Based on L. Frank Baum’s “The Wonderful Wizard of Oz,” this über-Hollywood pseudo-prequel to the Judy Garland classic takes a forthright more-is-more approach, sparing no expense while rendering the classic land in showy computer-generated imagery. It’s sometimes a bit much, and what’s more, time has not been kind to the world just over the rainbow, for after 70-plus years of post-“Wizard of Oz” fantasy, the realm seems suddenly nondescript.


Sure, there’s the Yellow Brick Road, the poppy field, and the Emerald City (whose architecture is far more explored), but there’s also flora and fauna that read “Alice in Wonderland,” rock formations that bring “Avatar” to mind, Oz folk who seem to hail from Whoville, and scenic set pieces that could fit just fine in Middle-Earth.


The plot, you ask? This “Oz” largely functions as a road-paver for Dorothy Gale’s adventure, with the con-artist Wiz (a game James Franco) earning his hallowed place as the land’s bag-o’-tricks leader, Glinda (Michelle Williams) making her intro as pure-souled friend to Munchkins and the like, and sisters Theodora (Mila Kunis) and Evanora (Rachel Weisz) forging their wickedness as two witches all will eventually recognize.
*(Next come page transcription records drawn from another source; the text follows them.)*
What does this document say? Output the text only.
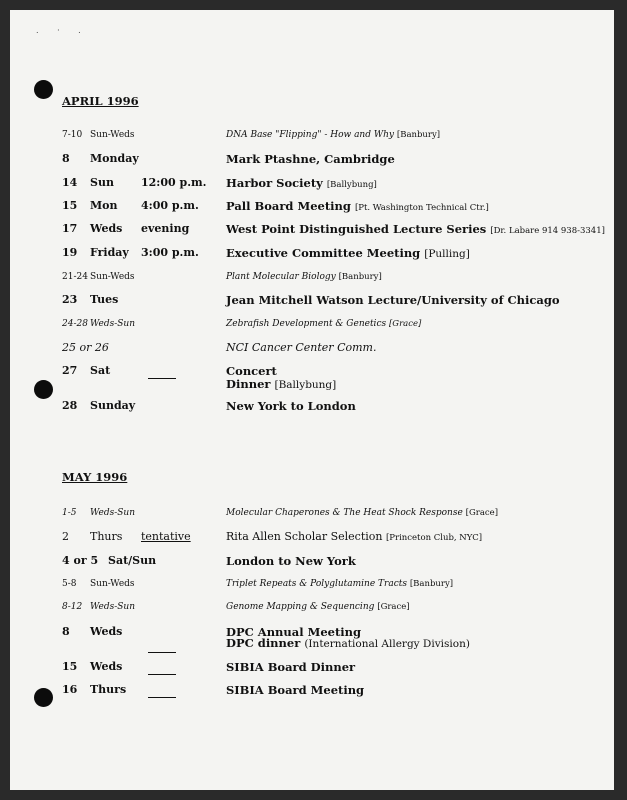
. · .
APRIL 1996
7-10 Sun-Weds	DNA Base "Flipping" - How and Why [Banbury]
8 Monday	Mark Ptashne, Cambridge
14 Sun 12:00 p.m. Harbor Society [Ballybung]
15 Mon 4:00 p.m. Pall Board Meeting [Pt. Washington Technical Ctr.]
17 Weds evening	West Point Distinguished Lecture Series [Dr. Labare 914 938-3341]
19 Friday 3:00 p.m. Executive Committee Meeting [Pulling]
21-24 Sun-Weds	Plant Molecular Biology [Banbury]
23 Tues	Jean Mitchell Watson Lecture/University of Chicago
24-28 Weds-Sun	Zebrafish Development & Genetics [Grace]
25 or 26	NCI Cancer Center Comm.
27 Sat	Concert
Dinner [Ballybung]
28 Sunday	New York to London
MAY 1996
1-5 Weds-Sun	Molecular Chaperones & The Heat Shock Response [Grace]
2 Thurs tentative	Rita Allen Scholar Selection [Princeton Club, NYC]
4 or 5 Sat/Sun	London to New York
5-8 Sun-Weds	Triplet Repeats & Polyglutamine Tracts [Banbury]
8-12 Weds-Sun	Genome Mapping & Sequencing [Grace]
8 Weds	DPC Annual Meeting
DPC dinner (International Allergy Division)
15 Weds	SIBIA Board Dinner
16 Thurs	SIBIA Board Meeting
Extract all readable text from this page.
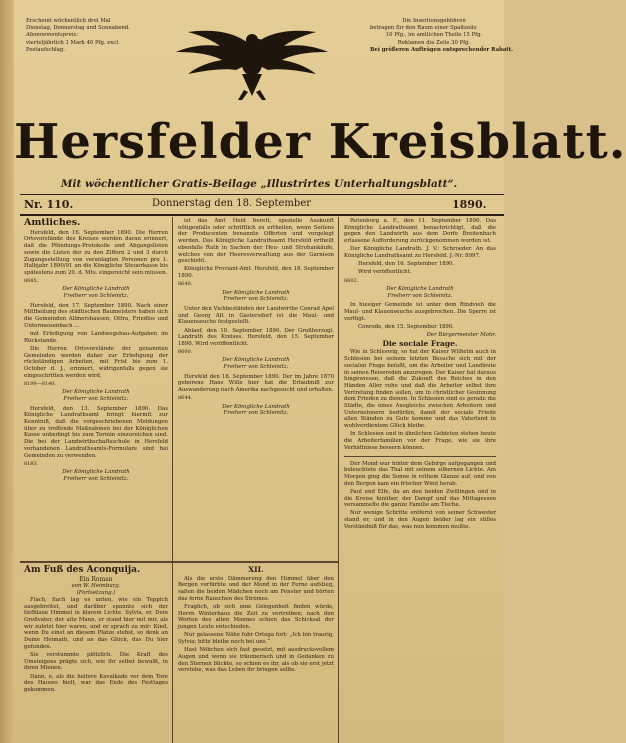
Erscheint wöchentlich drei Mal
Dienstag, Donnerstag und Sonnabend.
Abonnementspreis:
vierteljährlich 1 Mark 40 Pfg. excl.
Postaufschlag.
Die Insertionsgebühren
betragen für den Raum einer Spaltzeile
10 Pfg., im amtlichen Theile 15 Pfg.
Reklamen die Zeile 30 Pfg.
Bei größeren Aufträgen entsprechender Rabatt.
Hersfelder Kreisblatt.
Mit wöchentlicher Gratis-Beilage „Illustrirtes Unterhaltungsblatt“.
Nr. 110.	Donnerstag den 18. September	1890.
Amtliches.

Hersfeld, den 16. September 1890. Die Herren Ortsvorstände des Kreises werden daran erinnert, daß die Pfändungs-Protokolle und Abgangslisten sowie die Listen der zu den Ziffern 2 und 3 durch Zugangsstellung von veranlagten Personen pro 1. Halbjahr 1890/91 an die Königliche Steuerkasse bis spätestens zum 20. d. Mts. eingereicht sein müssen.

8685.

Der Königliche Landrath

Freiherr von Schleinitz.

Hersfeld, den 17. September 1890. Nach einer Mittheilung des städtischen Baumeisters haben sich die Gemeinden Allmershausen, Ottra, Friedlos und Untermeisenbach ...

mit Erledigung von Landwegebau-Aufgaben im Rückstande.

Die Herren Ortsvorstände der genannten Gemeinden werden daher zur Erledigung der rückständigen Arbeiten, mit Frist bis zum 1. October d. J., erinnert, widrigenfalls gegen sie eingeschritten werden wird.

8199—8140.

Der Königliche Landrath

Freiherr von Schleinitz.

Hersfeld, den 13. September 1890. Das Königliche Landrathsamt bringt hiermit zur Kenntniß, daß die vorgeschriebenen Meldungen über zu treffende Maßnahmen bei der Königlichen Kasse unbedingt bis zum Termin einzureichen sind. Die bei der Landwirthschaftsschule in Hersfeld vorhandenen Landrathsamts-Formulare sind bei Gemeinden zu verwenden.

8183.

Der Königliche Landrath

Freiherr von Schleinitz.

ist das Amt Heid berett, spezielle Auskunft nötigenfalls oder schriftlich zu ertheilen, wenn Seitens der Producenten benannte Offerten und vorgelegt werden. Das Königliche Landrathsamt Hersfeld ertheilt ebenfalls Rath in Sachen der Heu- und Strohankäufe, welches von der Heeresverwaltung aus der Garnison geschieht.

Königliche Proviant-Amt. Hersfeld, den 18. September 1890.

8640.

Der Königliche Landrath

Freiherr von Schleinitz.

Unter den Viehbeständen der Landwirthe Conrad Apel und Georg Alt in Gastersdorf ist die Maul- und Klauenseuche festgestellt.

Ablauf, den 10. September 1890. Der Großherzogl. Landrath des Kreises. Hersfeld, den 15. September 1890. Wird veröffentlicht.

8600.

Der Königliche Landrath

Freiherr von Schleinitz.

Hersfeld den 18. September 1890. Der im Jahre 1870 geborene Hans Wille hier hat die Erlaubniß zur Auswanderung nach Amerika nachgesucht und erhalten.

8644.

Der Königliche Landrath

Freiherr von Schleinitz.

Rotenburg a. F., den 11. September 1890. Das Königliche Landrathsamt benachrichtigt, daß die gegen den Landwirth aus dem Dorfe Breitenbach erlassene Aufforderung zurückgenommen worden ist.

Der Königliche Landrath. J. V.: Schroeder. An das Königliche Landrathsamt zu Hersfeld. J.-Nr. 8997.

Hersfeld, den 16. September 1890.

Wird veröffentlicht.

8602.

Der Königliche Landrath

Freiherr von Schleinitz.

In hiesiger Gemeinde ist unter dem Rindvieh die Maul- und Klauenseuche ausgebrochen. Die Sperre ist verfügt.

Conrode, den 15. September 1890.

Der Bürgermeister Mohr.

Die sociale Frage.

Wie in Schleswig, so hat der Kaiser Wilhelm auch in Schlesien bei seinem letzten Besuche sich mit der socialen Frage befaßt, um die Arbeiter und Landleute in seinen Reisereden anzuregen. Der Kaiser hat daraus hingewiesen, daß die Zukunft des Reiches in den Händen Aller ruhe und daß die Arbeiter selbst ihre Vertretung finden sollen, um in christlicher Gesinnung dem Frieden zu dienen. In Schlesien sind es gerade die Städte, die eines Ausgleichs zwischen Arbeitern und Unternehmern bedürfen, damit der sociale Friede allen Ständen zu Gute komme und das Vaterland in wohlverdientem Glück bleibe.

In Schlesien und in ähnlichen Gebieten stehen heute die Arbeiterfamilien vor der Frage, wie sie ihre Verhältnisse bessern können.

Der Mond war hinter dem Gebirge aufgegangen und beleuchtete das Thal mit seinem silbernen Lichte. Am Morgen ging die Sonne in rothem Glanze auf, und von den Bergen kam ein frischer Wind herab.

Paul und Elfe, da an den beiden Zwillingen und in die Kreise hinüber, der Dampf und das Mittagessen versammelte die ganze Familie am Tische.

Nur wenige Schritte entfernt von seiner Schwester stand er, und in den Augen beider lag ein stilles Verständniß für das, was nun kommen mußte.

Am Fuß des Aconquija.

Ein Roman

von W. Heimburg.

(Fortsetzung.)

Flach, flach lag es unten, wie ein Teppich ausgebreitet, und darüber spannte sich der tiefblaue Himmel in klarem Lichte. Sylvia, er, Dein Großvater, der alte Mann, er stand hier mit mir, als wir zuletzt hier waren, und er sprach zu mir: Kind, wenn Du einst an diesem Platze stehst, so denk an Deine Heimath, und an das Glück, das Du hier gefunden.

Sie verstummte plötzlich. Die Kraft des Umsteigens prägte sich, wie ihr selbst bewußt, in ihren Mienen.

Dann, e. als die heitere Kavalkade vor dem Tore des Hauses hielt, war das Ende des Festtages gekommen.

XII.

Als die erste Dämmerung den Himmel über den Bergen verfärbte und der Mond in der Ferne aufstieg, saßen die beiden Mädchen noch am Fenster und hörten das ferne Rauschen des Stromes.

Fraglich, ob sich eine Gelegenheit finden würde, Herrn Winterhaus die Zeit zu vertreiben; nach den Worten des alten Mannes schien das Schicksal der jungen Leute entschieden.

Nur gelassene Nähe fuhr Ortega fort: „Ich bin traurig, Sylvia; bitte bleibe noch bei uns.“

Hast Nöbchen sich fast gesetzt, mit ausdrucksvollem Augen und wenn sie träumerisch und in Gedanken zu den Sternen blickte, so schien es ihr, als ob sie erst jetzt verstehe, was das Leben ihr bringen sollte.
In the minus column, the weak script has too many wink-wink, modern-skewed gags; the narrative builds to an unfortunate, blockbuster-requisite battle; and Kunis, for one, is glaringly miscast. But those who can see past all of that, and not obsess over the sanctity of the Oz mythos, can really appreciate what director Sam Raimi has achieved here.


Making fine use of the 3-D format and offering some awesome action sequences (like when our Wizard pulls a Dorothy and gets swept away by a cyclone), Raimi unabashedly orchestrates a fun house ride. Though sadly stripped of nuance, this is a cheeky film about illusion and showmanship, and the director, thankfully, is plenty adept at both.


Oz the Great and Powerful


PG

Two-and-a-half reels out of four

Opens tomorrow at area theaters


Recommended Rental

Life of Pi


PG

Available Tuesday


The highly deserving victor of this year’s Visual Effects Oscar, Ang Lee’s “Life of Pi” was one of last year’s grandest and most gorgeous technical feats, boasting peerless computer-generated creations, ocean-set action that will never be forgotten, and mystic phenomena that constantly wows the eyes.


A distressingly bad script hampers the film’s bookends, but nothing tarnishes the awe of its beautiful central act, which uses a stranded boy and his tiger to highlight wonder both vast and infinitesimal.